I agree with @rberger. I am constantly referring back to the docs, usually by typing docs.amplify.aws in the url. The main page is a landing page and the main navigation, which is visible virtually everywhere else, is absent. Most of the users are going to be devs looking for info very quickly. I suggest limit the amount of clicks and put the user right in front of the content with a consistent and comprehensive navigation off to the side. I think Material-UI is a good example

Focusing on the content is important, but I feel there are some UI/UX improvements that can be made to better navigate the docs site. For example, each of the tabs in the main navigation feels disjoint and there are subtle layout differences. I feel consolidating the nav into a consistent layout would go a long way in remembering where thing are within the docs site.

sstiglitz avatar Jun 18 '21 07:06 sstiglitz

Right now we've sectioned it by our tools. Was wondering if you can share your opinions on if that approach works well? Is it beneficial to goto CLI docs to learn about (e.g. data modeling) and then head back to the Library docs(e.g. to learn about datastore) or would you rather see a "Data" topic that covers all the capabilities Amplify offers.
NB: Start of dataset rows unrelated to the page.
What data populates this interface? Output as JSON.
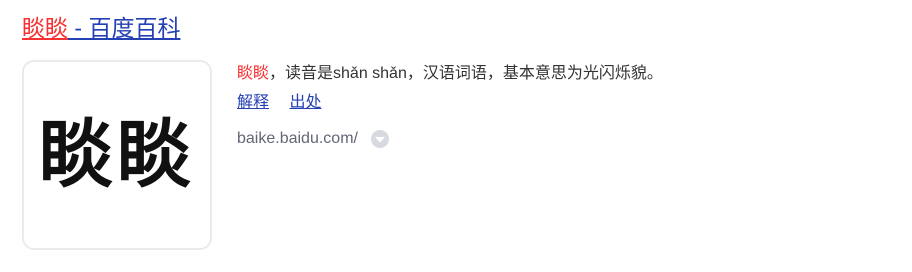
{
  "result": {
    "title_highlight": "睒睒",
    "title_rest": " - 百度百科",
    "thumbnail_text": "睒睒",
    "abstract_highlight": "睒睒",
    "abstract_rest": "，读音是shǎn shǎn，汉语词语，基本意思为光闪烁貌。",
    "links": [
      {
        "label": "解释"
      },
      {
        "label": "出处"
      }
    ],
    "source_url": "baike.baidu.com/",
    "source_menu_icon": "chevron-down-circle-icon"
  },
  "colors": {
    "highlight": "#f73131",
    "link": "#2440b3",
    "source": "#626675"
  }
}
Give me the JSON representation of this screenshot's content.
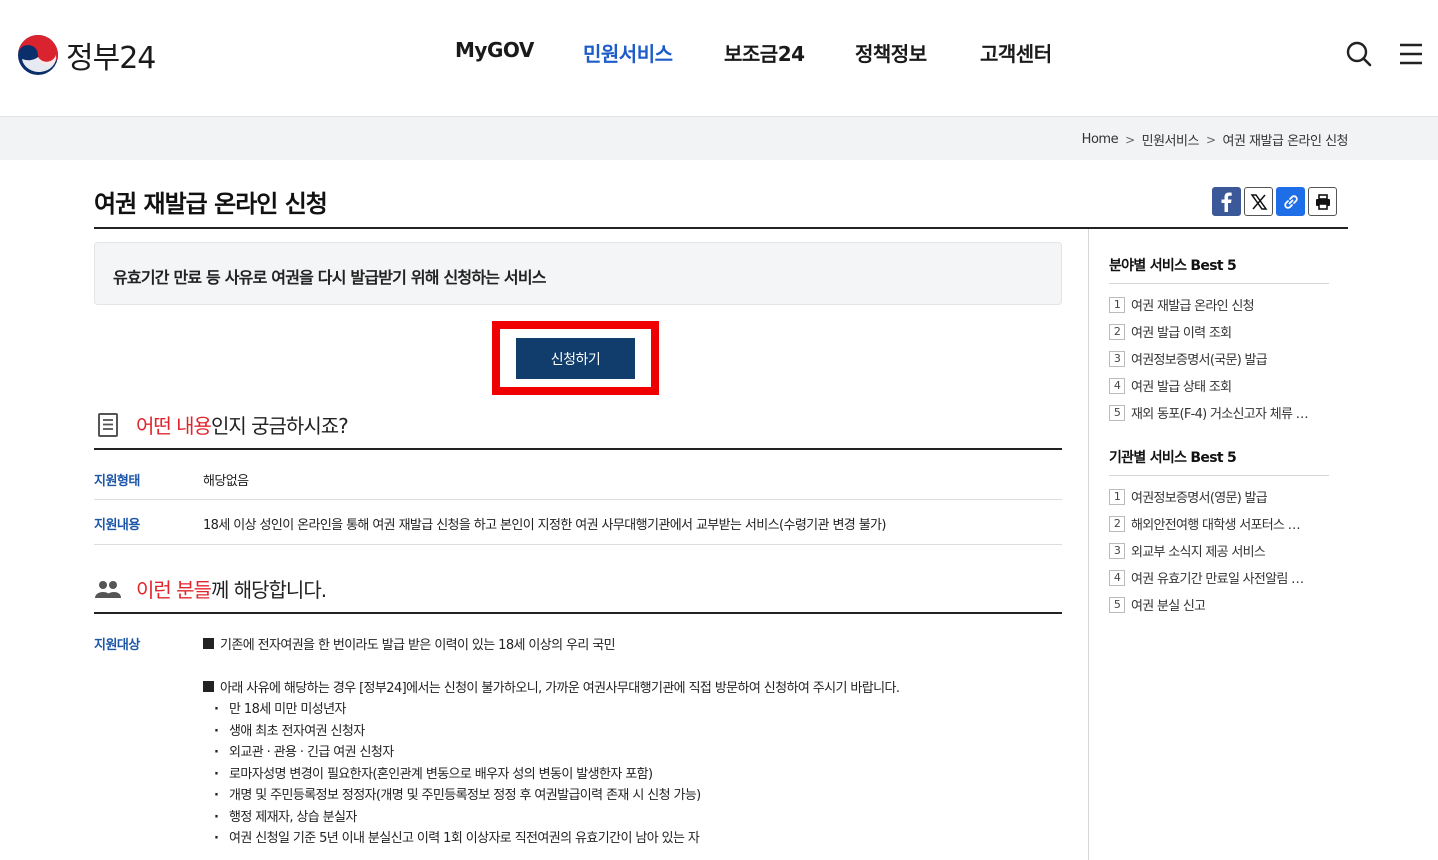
{
  "header": {
    "logo_text": "정부24",
    "nav": [
      "MyGOV",
      "민원서비스",
      "보조금24",
      "정책정보",
      "고객센터"
    ],
    "active_nav": "민원서비스"
  },
  "breadcrumb": [
    "Home",
    "민원서비스",
    "여권 재발급 온라인 신청"
  ],
  "page": {
    "title": "여권 재발급 온라인 신청",
    "summary": "유효기간 만료 등 사유로 여권을 다시 발급받기 위해 신청하는 서비스",
    "apply_label": "신청하기"
  },
  "section1": {
    "heading_red": "어떤 내용",
    "heading_rest": "인지 궁금하시죠?",
    "rows": [
      {
        "label": "지원형태",
        "value": "해당없음"
      },
      {
        "label": "지원내용",
        "value": "18세 이상 성인이 온라인을 통해 여권 재발급 신청을 하고 본인이 지정한 여권 사무대행기관에서 교부받는 서비스(수령기관 변경 불가)"
      }
    ]
  },
  "section2": {
    "heading_red": "이런 분들",
    "heading_rest": "께 해당합니다.",
    "label": "지원대상",
    "item1": "기존에 전자여권을 한 번이라도 발급 받은 이력이 있는 18세 이상의 우리 국민",
    "item2": "아래 사유에 해당하는 경우 [정부24]에서는 신청이 불가하오니, 가까운 여권사무대행기관에 직접 방문하여 신청하여 주시기 바랍니다.",
    "bullets": [
      "만 18세 미만 미성년자",
      "생애 최초 전자여권 신청자",
      "외교관 · 관용 · 긴급 여권 신청자",
      "로마자성명 변경이 필요한자(혼인관계 변동으로 배우자 성의 변동이 발생한자 포함)",
      "개명 및 주민등록정보 정정자(개명 및 주민등록정보 정정 후 여권발급이력 존재 시 신청 가능)",
      "행정 제재자, 상습 분실자",
      "여권 신청일 기준 5년 이내 분실신고 이력 1회 이상자로 직전여권의 유효기간이 남아 있는 자"
    ]
  },
  "sidebar": {
    "best1_title": "분야별 서비스 Best 5",
    "best1": [
      "여권 재발급 온라인 신청",
      "여권 발급 이력 조회",
      "여권정보증명서(국문) 발급",
      "여권 발급 상태 조회",
      "재외 동포(F-4) 거소신고자 체류 …"
    ],
    "best2_title": "기관별 서비스 Best 5",
    "best2": [
      "여권정보증명서(영문) 발급",
      "해외안전여행 대학생 서포터스 …",
      "외교부 소식지 제공 서비스",
      "여권 유효기간 만료일 사전알림 …",
      "여권 분실 신고"
    ],
    "numbers": [
      "1",
      "2",
      "3",
      "4",
      "5"
    ]
  }
}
@swaminator I like and prefer the sectioning by tools. Makes you align with the pathway you've chosen. Even if it's a mix, if you're trying to solve an issue I would go to the relevant area and dig further. If you went the other way with 'Data' being the topic and that covers the different tools within, you'd be seeing content not relevant to what you want (depending on how the info is displayed).

Also, have you seen those AWS Hands-on Labs & Challenges on Cloud Academy? (Hands-on learning and troubleshooting challenges). I think those for Amplify would be epic (if integrated and aligned within the Amplify docs). You would also have more metrics to see what people are succeeding at & areas where alternative types of support (workshops / blogs) are needed within the docs.

markramrattan avatar Jun 18 '21 18:06 markramrattan

This issue has been automatically marked as stale because it has not had recent activity. It will be closed if no further activity occurs. Thank you for your contributions.